Вся Владия поднялась против бесчинств чужаков. Под знаменем великодревнего брездского боора Нивра Тяжелобрадого из рода Агтов, войско олюдей разбило эвров и грирников в землях Десницы Владыки, раскинувшихся на западе от Холкуний и Брездии.

Многоликий разгневался на разрушителей и ниспослам им кары: эвров, плодившихся подобно кроликам, он лишил страсти к себе подобным и возможности плодиться; тела же грирников иссушил так, что они стали походить на скелеты, и отовсюду можно было отличить их от других племен. Великий бог закрыл их желудки для свежего мяса, дозволив им питаться лишь разлагающейся мертвечиной.

Брездов бог поставил хранить Владию, наделив род Агтов безмерным умом и знаниями. Лишь из их среды с тех пор происходили беллеры – великие маги. Холкуны также были одарены большим разумом и служили брездам ремесленниками, поставляя в их замки все, что было необходимо.

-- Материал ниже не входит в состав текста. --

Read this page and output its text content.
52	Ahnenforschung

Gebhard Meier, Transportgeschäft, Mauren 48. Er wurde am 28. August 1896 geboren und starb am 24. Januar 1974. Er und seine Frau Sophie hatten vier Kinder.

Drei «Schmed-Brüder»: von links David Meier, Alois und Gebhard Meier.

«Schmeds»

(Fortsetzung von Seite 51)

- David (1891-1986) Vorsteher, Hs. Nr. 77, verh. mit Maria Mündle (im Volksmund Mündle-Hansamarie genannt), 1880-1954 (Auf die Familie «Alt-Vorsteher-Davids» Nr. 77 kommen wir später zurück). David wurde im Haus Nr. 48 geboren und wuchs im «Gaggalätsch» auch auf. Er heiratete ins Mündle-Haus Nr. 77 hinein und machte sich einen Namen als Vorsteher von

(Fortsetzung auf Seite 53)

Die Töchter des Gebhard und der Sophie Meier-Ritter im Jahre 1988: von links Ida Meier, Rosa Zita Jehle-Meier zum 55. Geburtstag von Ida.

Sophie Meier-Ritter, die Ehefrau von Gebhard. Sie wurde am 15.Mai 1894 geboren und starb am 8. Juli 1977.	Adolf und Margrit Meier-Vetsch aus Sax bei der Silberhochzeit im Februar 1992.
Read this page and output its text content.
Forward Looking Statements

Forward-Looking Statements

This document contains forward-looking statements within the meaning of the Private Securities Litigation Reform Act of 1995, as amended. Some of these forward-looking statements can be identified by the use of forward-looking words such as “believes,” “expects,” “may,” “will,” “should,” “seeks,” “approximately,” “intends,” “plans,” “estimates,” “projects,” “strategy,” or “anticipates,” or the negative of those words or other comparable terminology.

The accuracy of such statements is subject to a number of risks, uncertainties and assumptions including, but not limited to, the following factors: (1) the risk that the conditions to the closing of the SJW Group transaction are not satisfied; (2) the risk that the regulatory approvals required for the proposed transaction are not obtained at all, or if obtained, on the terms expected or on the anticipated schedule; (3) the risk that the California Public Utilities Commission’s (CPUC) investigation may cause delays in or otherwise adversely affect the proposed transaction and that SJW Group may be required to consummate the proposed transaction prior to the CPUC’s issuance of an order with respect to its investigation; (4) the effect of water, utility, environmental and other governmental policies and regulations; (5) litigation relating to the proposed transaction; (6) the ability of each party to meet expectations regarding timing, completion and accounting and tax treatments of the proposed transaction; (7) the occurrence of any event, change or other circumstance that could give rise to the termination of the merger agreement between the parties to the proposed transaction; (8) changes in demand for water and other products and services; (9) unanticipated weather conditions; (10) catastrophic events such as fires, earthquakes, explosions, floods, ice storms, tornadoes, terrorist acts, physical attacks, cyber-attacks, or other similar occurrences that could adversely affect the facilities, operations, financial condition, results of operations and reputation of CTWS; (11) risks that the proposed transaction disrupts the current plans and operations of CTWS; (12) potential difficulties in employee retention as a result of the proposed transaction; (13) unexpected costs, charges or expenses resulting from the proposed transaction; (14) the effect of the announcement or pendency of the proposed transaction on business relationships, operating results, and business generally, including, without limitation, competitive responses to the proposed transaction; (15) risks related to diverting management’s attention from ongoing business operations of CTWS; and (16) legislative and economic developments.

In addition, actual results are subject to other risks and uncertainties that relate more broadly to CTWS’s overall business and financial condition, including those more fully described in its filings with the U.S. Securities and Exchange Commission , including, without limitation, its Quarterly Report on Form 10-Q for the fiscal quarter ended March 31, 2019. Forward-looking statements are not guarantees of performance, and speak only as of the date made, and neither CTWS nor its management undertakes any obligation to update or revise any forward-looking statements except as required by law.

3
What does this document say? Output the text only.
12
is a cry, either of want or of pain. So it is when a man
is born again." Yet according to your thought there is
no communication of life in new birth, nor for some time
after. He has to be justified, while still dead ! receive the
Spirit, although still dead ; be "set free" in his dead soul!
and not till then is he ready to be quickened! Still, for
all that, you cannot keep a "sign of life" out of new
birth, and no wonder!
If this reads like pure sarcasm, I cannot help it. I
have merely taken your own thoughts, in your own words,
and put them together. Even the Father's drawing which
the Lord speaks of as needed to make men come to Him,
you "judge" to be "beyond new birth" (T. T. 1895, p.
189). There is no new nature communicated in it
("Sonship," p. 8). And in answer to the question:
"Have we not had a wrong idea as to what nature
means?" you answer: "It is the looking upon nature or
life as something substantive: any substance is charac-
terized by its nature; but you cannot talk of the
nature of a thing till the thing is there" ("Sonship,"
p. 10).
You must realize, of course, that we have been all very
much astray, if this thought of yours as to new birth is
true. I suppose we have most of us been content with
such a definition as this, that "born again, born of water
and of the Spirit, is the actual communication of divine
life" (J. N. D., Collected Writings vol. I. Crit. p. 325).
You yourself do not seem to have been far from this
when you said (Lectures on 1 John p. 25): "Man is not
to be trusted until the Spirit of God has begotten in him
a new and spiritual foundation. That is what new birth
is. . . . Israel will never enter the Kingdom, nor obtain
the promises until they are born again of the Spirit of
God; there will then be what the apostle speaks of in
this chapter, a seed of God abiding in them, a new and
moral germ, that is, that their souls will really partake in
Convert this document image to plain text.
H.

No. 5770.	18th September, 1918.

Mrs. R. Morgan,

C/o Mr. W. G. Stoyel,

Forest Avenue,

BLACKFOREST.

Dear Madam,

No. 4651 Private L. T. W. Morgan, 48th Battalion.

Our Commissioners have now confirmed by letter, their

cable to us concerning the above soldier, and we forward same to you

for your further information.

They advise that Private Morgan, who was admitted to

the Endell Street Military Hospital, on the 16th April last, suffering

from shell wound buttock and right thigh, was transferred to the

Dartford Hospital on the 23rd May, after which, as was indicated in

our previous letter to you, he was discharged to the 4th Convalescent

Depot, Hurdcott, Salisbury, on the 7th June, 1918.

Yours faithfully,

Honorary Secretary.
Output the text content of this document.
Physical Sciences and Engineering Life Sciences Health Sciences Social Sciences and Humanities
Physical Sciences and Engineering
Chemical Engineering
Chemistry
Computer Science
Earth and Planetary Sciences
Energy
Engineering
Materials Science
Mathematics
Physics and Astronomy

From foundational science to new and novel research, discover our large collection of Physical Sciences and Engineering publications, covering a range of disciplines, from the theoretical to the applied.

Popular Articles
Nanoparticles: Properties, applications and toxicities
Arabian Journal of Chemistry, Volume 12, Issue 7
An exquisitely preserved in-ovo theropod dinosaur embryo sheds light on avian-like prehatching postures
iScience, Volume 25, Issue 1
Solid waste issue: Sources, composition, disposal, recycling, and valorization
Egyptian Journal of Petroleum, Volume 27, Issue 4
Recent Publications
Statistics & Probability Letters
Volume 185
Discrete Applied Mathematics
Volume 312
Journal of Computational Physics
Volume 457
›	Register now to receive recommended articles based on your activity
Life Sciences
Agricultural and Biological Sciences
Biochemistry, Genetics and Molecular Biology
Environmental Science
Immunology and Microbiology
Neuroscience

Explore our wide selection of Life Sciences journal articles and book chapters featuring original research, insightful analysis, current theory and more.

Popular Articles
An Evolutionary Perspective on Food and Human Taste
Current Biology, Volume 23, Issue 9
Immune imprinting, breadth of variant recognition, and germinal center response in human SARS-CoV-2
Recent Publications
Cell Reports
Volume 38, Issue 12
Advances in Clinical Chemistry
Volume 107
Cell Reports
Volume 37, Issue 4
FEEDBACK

Саарарам, чей народ принес самые большие жертвы, Многоликий даровал помощника – боевого коня, помогавшего выжить на бескрайних просторах Прибрежья.

Второе Великоустроение было установлено.

Во всей череде бед, обрушившихся на Владию с окончания правления Ярчайших, лишь людомары не касались дел, происходивших за кромкой Редколесья. Они хранили великие леса, и Многоликий благоволил им, охраняя от ненужных тревог. Людомары сторонились любого общения и не преклонялись ни перед брездами, ни перед богами равнин.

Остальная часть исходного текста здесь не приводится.